In the case of oil, over the long term, the price for crude oil has been tracking irregularly upward and giving energy companies the incentive to find ways to increase output. Sometimes that has been through offshore drilling here and abroad or utilizing heavier and less desirable crude oil supplies. More important, new technologies allowed “fracking” to tap known but previously unviable sources of oil and natural gas. In fact, according to the IEA report, the impact on natural gas output will be even more significant than for oil and allow natural gas to become the dominant fuel by 2030.
Over time energy companies have been constantly whining that they needed bigger tax credits provided by politicians to keep oil production as high as possible and allow for greater energy independence. Of course, this was just another special interest group clamoring for unnecessary government aid. In fact, it was the higher oil prices that were ultimately responsible for making shale-based oil both recoverable and financially viable. Not lower prices from a release of oil from the Strategic Petroleum Reserve. Not a “green” energy project funded with taxpayer dollars. Just the invisible hand of market mechanisms influencing decision-making through prices.
To be sure, fracking may not be a totally safe process and could need some “tweaking” (as Barack Obama said about Social Security). Already, research dollars are moving into the process of taking polluted fracking water and purifying it for reuse, not because it has been ordered by government, but rather because it is cheaper than constantly utilizing new clean water sources.
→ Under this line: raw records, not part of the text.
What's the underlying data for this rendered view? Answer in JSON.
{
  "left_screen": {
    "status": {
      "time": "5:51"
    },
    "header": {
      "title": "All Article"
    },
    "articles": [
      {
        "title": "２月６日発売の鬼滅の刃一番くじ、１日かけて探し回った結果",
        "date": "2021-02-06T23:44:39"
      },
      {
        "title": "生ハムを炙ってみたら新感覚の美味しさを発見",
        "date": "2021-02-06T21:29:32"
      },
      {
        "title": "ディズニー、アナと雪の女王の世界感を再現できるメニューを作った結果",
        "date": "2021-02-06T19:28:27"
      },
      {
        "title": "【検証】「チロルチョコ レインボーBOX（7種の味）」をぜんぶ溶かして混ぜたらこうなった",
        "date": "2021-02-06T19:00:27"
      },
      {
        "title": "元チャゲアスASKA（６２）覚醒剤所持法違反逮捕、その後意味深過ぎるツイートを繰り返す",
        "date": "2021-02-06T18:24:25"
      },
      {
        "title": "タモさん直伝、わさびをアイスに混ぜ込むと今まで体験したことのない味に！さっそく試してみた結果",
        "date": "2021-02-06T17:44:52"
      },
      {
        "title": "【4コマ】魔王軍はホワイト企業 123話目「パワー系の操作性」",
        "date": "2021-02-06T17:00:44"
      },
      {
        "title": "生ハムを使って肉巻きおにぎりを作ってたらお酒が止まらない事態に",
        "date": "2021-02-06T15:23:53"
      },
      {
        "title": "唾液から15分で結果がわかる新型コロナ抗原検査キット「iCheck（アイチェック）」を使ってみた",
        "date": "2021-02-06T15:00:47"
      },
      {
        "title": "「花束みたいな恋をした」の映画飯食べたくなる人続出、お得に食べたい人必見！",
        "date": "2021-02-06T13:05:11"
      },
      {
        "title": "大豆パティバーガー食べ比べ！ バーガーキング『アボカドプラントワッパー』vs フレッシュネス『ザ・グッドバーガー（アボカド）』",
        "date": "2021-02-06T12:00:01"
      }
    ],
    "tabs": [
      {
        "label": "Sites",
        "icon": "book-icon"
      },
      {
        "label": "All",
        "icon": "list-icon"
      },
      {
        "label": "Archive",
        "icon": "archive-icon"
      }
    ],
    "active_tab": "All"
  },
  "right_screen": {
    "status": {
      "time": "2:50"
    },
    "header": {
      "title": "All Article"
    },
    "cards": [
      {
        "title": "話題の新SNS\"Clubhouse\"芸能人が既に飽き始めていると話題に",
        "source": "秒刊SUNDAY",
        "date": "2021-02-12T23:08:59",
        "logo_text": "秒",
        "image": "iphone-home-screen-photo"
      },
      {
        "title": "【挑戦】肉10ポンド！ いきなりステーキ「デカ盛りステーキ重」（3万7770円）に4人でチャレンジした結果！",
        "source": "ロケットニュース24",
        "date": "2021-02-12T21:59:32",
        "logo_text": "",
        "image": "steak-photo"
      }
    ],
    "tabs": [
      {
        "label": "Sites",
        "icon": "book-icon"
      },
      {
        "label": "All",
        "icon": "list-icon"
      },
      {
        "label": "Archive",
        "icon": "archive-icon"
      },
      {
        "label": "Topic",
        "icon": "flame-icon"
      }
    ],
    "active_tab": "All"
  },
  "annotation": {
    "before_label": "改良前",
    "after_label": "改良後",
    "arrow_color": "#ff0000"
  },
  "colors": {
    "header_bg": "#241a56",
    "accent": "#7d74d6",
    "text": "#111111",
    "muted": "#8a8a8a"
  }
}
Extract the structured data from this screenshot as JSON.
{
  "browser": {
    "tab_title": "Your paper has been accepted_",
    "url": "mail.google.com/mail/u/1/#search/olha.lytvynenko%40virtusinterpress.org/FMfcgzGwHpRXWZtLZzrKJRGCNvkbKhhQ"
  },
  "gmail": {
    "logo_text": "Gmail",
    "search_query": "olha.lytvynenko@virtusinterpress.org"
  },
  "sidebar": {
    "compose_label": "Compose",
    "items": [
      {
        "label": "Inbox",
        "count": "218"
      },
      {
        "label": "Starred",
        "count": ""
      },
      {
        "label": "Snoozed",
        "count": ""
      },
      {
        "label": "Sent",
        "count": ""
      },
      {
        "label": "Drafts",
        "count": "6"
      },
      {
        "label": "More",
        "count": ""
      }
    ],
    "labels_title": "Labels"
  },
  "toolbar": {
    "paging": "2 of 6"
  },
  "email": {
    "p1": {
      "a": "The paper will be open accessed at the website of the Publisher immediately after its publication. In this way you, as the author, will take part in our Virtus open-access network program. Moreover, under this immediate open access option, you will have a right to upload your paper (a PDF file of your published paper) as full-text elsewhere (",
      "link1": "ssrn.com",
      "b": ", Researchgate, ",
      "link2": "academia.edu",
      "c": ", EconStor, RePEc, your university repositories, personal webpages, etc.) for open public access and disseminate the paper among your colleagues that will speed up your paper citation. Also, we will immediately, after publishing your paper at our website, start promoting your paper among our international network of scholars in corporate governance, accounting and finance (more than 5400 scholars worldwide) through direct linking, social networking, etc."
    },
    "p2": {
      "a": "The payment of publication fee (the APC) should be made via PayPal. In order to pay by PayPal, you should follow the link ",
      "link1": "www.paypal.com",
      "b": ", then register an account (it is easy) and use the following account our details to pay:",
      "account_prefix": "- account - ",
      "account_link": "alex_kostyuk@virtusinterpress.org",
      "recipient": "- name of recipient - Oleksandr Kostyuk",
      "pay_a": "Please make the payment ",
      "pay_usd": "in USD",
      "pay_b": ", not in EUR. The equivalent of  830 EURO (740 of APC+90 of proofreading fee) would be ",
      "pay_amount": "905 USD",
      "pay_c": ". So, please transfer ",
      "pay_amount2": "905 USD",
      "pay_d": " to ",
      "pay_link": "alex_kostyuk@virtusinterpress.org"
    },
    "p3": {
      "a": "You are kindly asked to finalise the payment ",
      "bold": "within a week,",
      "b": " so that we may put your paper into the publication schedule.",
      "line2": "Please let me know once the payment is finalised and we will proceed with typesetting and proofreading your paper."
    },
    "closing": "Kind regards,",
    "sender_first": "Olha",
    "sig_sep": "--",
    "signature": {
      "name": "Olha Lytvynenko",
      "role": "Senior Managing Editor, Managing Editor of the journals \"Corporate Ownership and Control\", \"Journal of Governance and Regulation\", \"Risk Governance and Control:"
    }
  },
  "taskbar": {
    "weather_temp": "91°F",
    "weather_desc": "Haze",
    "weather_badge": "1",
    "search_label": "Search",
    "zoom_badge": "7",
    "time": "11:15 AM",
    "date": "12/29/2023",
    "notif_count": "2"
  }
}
The second case illustrating the need to trust in markets also came last week when Hostess announced the company was going to be liquidating its assets due to a crippling strike by the baker’s union. Apparently, this special interest group felt that concessions sought by Hostess were bogus and — unlike the Teamsters that represented other Hostess workers — were willing to go to the mat to protect wages and benefits.
Sadly (or perhaps not), consumers are becoming more health-conscious and are eating fewer Twinkies and Ding-Dongs than in the past. As a result the company filed, again, for bankruptcy protection and sought concessions. Apparently, the baker’s union is unaware that the prices paid by consumers (now far fewer of them) dictate the level of wages/benefits a company can afford to pay workers. In this case, the pricing mechanism and the obstinacy of the baker’s union may be the undoing of Hostess and some 18,500 jobs.
But that’s the nature of markets and the pricing mechanism; sometimes you love them and what they provide (more oil) and sometimes not — Hostess and the level of wages offered to its workers.
Dr. James Newton serves as chief economic advisor to Commerce National Bank and is an auxiliary faculty member in economics and statistics at OSU-Marion and OSU-Newark. Dr. Newton’s views do not necessarily reflect those of Commerce National Bank or OSU-Marion/Newark.